Рабская психология проявляется в несоблюдении законов и тех нравственных принципах, собственных духовных ценностей, которые отличают здорового человека от нездорового. Раб верит, что все определяется господином, который может постоянно менять правила игры. Но так как господин – неоспоримый авторитет, нужно его слушаться.
Эксплуатация раба в явной или скрытой форме и встречный обман рабом господина
При рабском труде эксплуатация неизбежна. И чем безмолвнее эксплуатируемая масса, тем сильнее степень угнетения. Цель – сверхприбыли владельца капитала, то есть современного рабовладельца. Обратите внимание, в обществе таком, как наше, разными способами формируется мировоззрение, при котором это все считается нормой. Рабская психология становится способом мышления не отдельных людей, а целых народов. При этом олигархическая прослойка в любой момент готова агрессивно подавить любого, кто бросит вызов сложившемуся положению52.
С другой стороны, рабство, лишённое творчества, не способно к прорыву. Это общество будет всё равно топтаться на месте, так как рабы будут использовать каждую возможность для саботажа и безделья, обмана господина.
Раб не понимает хорошего отношения. Хорошее отношение воспринимается им как слабость, и либо он подпадает под власть другого лица, либо обманывает своего господина: ворует у него, вредит, бездействует и т. д.
Как феномен рабство можно пережить, если оно имеет временный характер: человек захвачен в плен, но, освободившись, он имеет шанс вернуться к нормальной жизни.
Более опасно рабство как социальная болезнь. Тогда оно начинает воспроизводить себя, общая масса «рабов» образует толпу, подавляющую любые свободные инициативы и ростки в обществе. Это болезненное состояние и представляет собой подлинную опасность.
Основной ужас укоренившегося рабства заключается в том, что рабское общество не может и не хочет жить иначе.

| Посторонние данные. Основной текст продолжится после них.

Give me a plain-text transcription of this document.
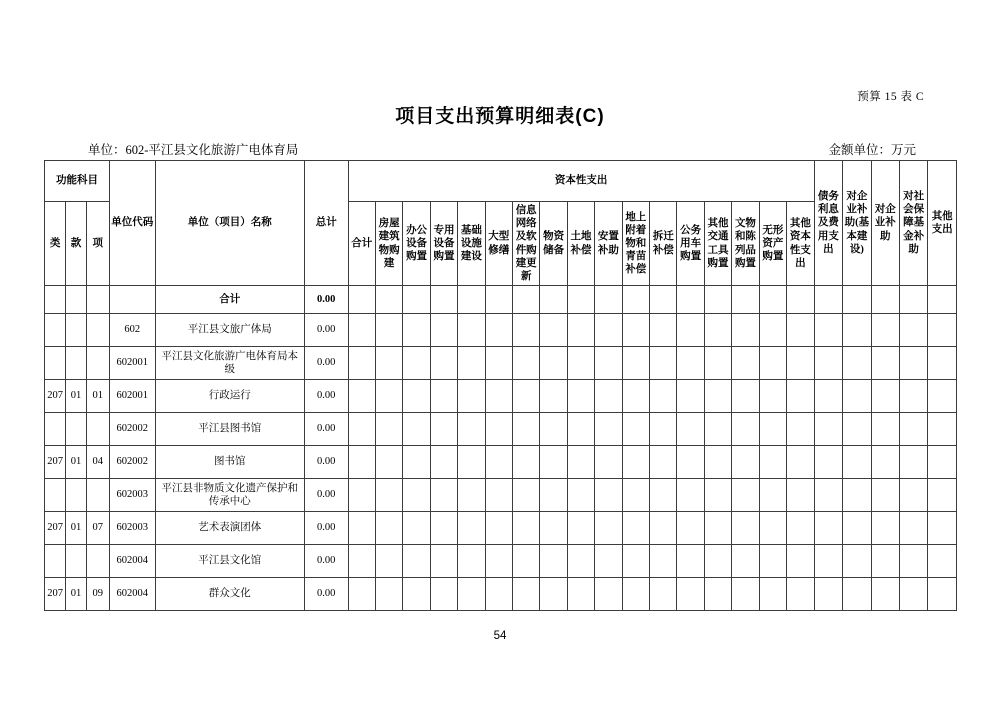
预算 15 表 C
项目支出预算明细表(C)
单位：602-平江县文化旅游广电体育局	金额单位：万元
功能科目			单位代码	单位（项目）名称	总计	资本性支出																	债务利息及费用支出	对企业补助(基本建设)	对企业补助	对社会保障基金补助	其他支出
类	款	项				合计	房屋建筑物购建	办公设备购置	专用设备购置	基础设施建设	大型修缮	信息网络及软件购建更新	物资储备	土地补偿	安置补助	地上附着物和青苗补偿	拆迁补偿	公务用车购置	其他交通工具购置	文物和陈列品购置	无形资产购置	其他资本性支出					
				合计	0.00																						
			602	平江县文旅广体局	0.00																						
			602001	平江县文化旅游广电体育局本级	0.00																						
207	01	01	602001	行政运行	0.00																						
			602002	平江县图书馆	0.00																						
207	01	04	602002	图书馆	0.00																						
			602003	平江县非物质文化遗产保护和传承中心	0.00																						
207	01	07	602003	艺术表演团体	0.00																						
			602004	平江县文化馆	0.00																						
207	01	09	602004	群众文化	0.00																						
54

Вот как этот синдром описывает академик И.П. Павлов53: «Очевидно, что вместе с рефлексом свободы существует также прирождённый рефлекс рабской покорности. Хорошо известный факт, что щенки и маленькие собачки часто падают перед большими собаками на спину. Это есть отдача себя на волю сильнейшего, аналог человеческого бросания на колени и падения ниц – рефлекс рабства, конечно имеющий свое определённое жизненное оправдание. Нарочитая пассивная поза слабейшего, естественно, ведёт к падению агрессивной реакции сильнейшего, тогда как, хотя бы и бессильное, сопротивление слабейшего только усиливает разрушительное возбуждение сильнейшего. Как часто и многообразно рефлекс рабства проявляется на русской почве и как полезно сознавать это! Приведём один литературный пример. В маленьком рассказе Куприна “Река жизни” описывается самоубийство студента, которого заела совесть из-за предательства товарищей в охранке. Из письма самоубийцы ясно, что студент сделался жертвой рефлекса рабства, унаследованного от матери-приживалки. Понимай он это хорошо, он, во-первых, справедливее бы судил себя, а во-вторых, мог бы систематическими мерами развить в себе успешное задерживание, подавление этого рефлекса»54.
Рефлекторное рабство начинает работать на уровне подсознания, непроизвольных действий. Конечно, будет не совсем корректным сравнивать человека и собаку, как поступил И.П. Павлов. Вместе с тем полностью отбросить эту аналогию было бы несправедливо.
Человеческие массы увлекаемы и, главное, если не в текущем поколении, то в будущем устремления и доминанты поведения общества могут быть исправлены. В той же статье «Рефлекс свободы» академик И. Павлов вопрошал: «Рефлекс свободы есть общее свойство, общая реакция животных, один из важнейших прирожденных рефлексов? Не будь его, всякое малейшее препятствие, которое встречало бы животное на своем пути, совершенно прерывало бы течение его жизни. И мы знаем хорошо, как все животные, лишенные обычно свободы, стремятся освобождаться, особенно, конечно, дикие, впервые плененные человеком»55.